Lavandula is suitable for the creation of low-height hedgerows, and has the added benefit of silver-green colouring, as well as flowers which are highly attractive to bees and butterflies. It requires a site in full sun, and care in pruning after flowering has finished to ensure that you do not cut into old wood, as this will generally not regrow new shoots.

It is important however to ensure that the soil drains freely, which can be done by adding grit.


Hebe come in two general types, small-leaved and large-leaved. Both types like areas which are sunny or partly sunny, with flowers forming at various times of the year depending on the variety.

In particularly cold areas, care will be needed for large-leaved variants as they can be damaged by frost. This could mean covering with a fleece or other insulating material, or ensuring planting is made in a sheltered location. Although, the damage may be pruned out and regrowth will occur relatively quickly, this may be leave unsightly areas until the plant repairs itself, with the smaller-leaved varieties not generally recovering from pruning as well as the large-leaved types.

Santolina (Cotton Lavender)

Santolina have silver or green foliage depending on the variety. They have a use as dwarf hedging up to one metre in height, but the plants can be short-lived.

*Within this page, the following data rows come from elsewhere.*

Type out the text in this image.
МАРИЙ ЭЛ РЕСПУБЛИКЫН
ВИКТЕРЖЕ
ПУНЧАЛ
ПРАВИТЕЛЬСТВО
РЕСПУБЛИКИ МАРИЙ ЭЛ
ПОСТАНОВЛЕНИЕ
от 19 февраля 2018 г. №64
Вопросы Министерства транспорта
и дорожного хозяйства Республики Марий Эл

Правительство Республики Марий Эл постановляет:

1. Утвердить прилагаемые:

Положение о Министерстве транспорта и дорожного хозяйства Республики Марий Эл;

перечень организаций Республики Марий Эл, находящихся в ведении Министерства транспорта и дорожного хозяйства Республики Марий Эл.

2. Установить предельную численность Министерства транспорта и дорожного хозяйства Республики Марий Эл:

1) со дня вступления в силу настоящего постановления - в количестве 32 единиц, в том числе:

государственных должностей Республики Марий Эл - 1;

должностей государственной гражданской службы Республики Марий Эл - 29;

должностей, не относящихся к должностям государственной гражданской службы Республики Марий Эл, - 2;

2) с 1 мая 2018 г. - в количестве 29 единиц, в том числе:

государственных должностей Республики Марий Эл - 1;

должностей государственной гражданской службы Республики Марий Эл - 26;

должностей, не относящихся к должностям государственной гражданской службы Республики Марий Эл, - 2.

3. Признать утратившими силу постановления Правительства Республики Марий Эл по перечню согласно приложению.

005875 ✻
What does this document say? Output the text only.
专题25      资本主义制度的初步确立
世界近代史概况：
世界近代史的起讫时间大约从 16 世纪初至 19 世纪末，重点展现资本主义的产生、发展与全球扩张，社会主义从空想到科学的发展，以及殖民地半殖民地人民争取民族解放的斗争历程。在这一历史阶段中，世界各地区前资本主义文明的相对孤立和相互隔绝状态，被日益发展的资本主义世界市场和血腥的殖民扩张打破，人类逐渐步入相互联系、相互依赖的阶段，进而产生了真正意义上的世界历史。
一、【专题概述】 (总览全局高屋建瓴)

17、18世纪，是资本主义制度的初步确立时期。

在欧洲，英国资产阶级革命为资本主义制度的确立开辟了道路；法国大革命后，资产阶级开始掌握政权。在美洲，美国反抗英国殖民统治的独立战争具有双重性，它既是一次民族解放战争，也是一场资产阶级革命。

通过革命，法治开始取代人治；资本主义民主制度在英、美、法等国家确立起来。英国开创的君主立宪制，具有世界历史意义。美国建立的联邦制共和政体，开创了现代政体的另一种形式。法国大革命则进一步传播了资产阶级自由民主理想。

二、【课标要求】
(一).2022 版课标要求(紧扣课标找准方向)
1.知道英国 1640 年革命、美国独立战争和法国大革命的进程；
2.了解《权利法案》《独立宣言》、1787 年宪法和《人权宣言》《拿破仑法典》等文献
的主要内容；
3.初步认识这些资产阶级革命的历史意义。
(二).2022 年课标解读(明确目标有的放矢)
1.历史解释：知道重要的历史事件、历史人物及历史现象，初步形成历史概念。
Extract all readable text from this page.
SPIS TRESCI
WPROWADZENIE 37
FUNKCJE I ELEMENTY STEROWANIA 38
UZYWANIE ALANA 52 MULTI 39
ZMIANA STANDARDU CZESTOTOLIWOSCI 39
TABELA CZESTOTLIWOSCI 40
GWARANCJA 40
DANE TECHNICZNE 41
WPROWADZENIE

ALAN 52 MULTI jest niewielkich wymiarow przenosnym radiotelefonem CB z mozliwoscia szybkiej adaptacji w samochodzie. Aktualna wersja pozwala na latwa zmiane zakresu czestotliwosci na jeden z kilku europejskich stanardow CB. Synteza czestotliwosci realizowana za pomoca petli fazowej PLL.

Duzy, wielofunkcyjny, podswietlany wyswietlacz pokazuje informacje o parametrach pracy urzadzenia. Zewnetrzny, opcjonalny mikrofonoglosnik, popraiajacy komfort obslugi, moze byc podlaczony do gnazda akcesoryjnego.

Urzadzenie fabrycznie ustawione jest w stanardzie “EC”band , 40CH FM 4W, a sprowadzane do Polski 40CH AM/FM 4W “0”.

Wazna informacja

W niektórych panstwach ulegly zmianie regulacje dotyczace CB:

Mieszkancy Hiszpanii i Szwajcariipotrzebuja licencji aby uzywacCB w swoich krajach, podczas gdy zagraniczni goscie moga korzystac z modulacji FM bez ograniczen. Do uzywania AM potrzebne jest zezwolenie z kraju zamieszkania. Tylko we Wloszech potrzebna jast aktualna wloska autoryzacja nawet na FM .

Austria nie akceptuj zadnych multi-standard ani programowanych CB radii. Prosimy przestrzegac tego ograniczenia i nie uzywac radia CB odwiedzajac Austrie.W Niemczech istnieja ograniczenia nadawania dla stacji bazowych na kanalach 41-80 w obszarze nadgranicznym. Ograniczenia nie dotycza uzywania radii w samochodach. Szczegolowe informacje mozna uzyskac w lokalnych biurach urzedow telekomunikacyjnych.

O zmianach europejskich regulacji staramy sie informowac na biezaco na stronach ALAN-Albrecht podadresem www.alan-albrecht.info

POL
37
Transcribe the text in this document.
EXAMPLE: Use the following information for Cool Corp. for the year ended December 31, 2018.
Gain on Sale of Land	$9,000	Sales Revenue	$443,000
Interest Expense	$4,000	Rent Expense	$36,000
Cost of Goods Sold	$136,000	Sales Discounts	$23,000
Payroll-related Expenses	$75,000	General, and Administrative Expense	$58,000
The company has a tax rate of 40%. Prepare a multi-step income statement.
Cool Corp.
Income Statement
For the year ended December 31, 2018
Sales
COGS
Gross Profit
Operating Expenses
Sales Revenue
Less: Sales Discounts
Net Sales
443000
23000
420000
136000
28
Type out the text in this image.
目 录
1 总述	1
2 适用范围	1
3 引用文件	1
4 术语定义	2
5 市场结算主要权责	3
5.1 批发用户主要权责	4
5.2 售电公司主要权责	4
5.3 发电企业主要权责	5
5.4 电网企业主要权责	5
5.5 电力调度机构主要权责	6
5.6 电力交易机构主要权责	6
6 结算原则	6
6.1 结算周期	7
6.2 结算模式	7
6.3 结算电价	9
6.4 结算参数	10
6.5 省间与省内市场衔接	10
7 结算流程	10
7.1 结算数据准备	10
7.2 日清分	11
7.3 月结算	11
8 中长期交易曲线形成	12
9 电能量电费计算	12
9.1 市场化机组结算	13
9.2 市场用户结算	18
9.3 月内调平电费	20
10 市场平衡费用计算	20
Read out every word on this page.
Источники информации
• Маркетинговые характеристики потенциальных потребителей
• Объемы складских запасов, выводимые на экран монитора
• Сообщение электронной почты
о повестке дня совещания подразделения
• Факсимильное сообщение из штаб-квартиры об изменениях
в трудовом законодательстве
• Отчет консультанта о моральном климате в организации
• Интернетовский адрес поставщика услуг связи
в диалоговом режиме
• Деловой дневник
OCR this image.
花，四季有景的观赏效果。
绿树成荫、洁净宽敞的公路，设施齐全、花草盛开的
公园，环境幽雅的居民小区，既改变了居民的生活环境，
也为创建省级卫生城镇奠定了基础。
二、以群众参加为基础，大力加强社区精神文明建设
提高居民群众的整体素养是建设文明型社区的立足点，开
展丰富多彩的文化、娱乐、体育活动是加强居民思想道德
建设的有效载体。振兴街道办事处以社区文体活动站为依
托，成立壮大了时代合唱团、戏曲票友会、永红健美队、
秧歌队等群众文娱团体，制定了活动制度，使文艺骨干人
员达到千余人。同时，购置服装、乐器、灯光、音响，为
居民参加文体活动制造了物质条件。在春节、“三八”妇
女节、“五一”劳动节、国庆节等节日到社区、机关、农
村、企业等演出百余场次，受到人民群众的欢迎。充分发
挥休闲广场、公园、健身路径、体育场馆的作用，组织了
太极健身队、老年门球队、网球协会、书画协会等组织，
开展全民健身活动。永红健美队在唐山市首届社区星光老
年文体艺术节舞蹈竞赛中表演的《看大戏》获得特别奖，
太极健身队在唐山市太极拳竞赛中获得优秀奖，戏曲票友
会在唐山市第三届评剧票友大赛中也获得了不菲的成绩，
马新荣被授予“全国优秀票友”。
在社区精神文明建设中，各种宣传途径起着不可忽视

They must be planted in full sun in a sheltered location, and the soil must be well-drained. They should also be pruned back every few years to prevent the plant becoming leggy and featuring too much bare wood.


Fuchsia is a shrub which can be planted for hedging in warmer parts of the country, and in some locations may even be made into a large hedgerow. Attempts to grow it in colder areas however will almost certainly result in failure, as can sharp frosts. A large number of varieties are available, so care will need to be taken to choose one which grows into a bushy, upright form.

Fuchsia require a site in full sun. Some protection via a heavy mulch should be provided for winter as well as protection from cold drying winds.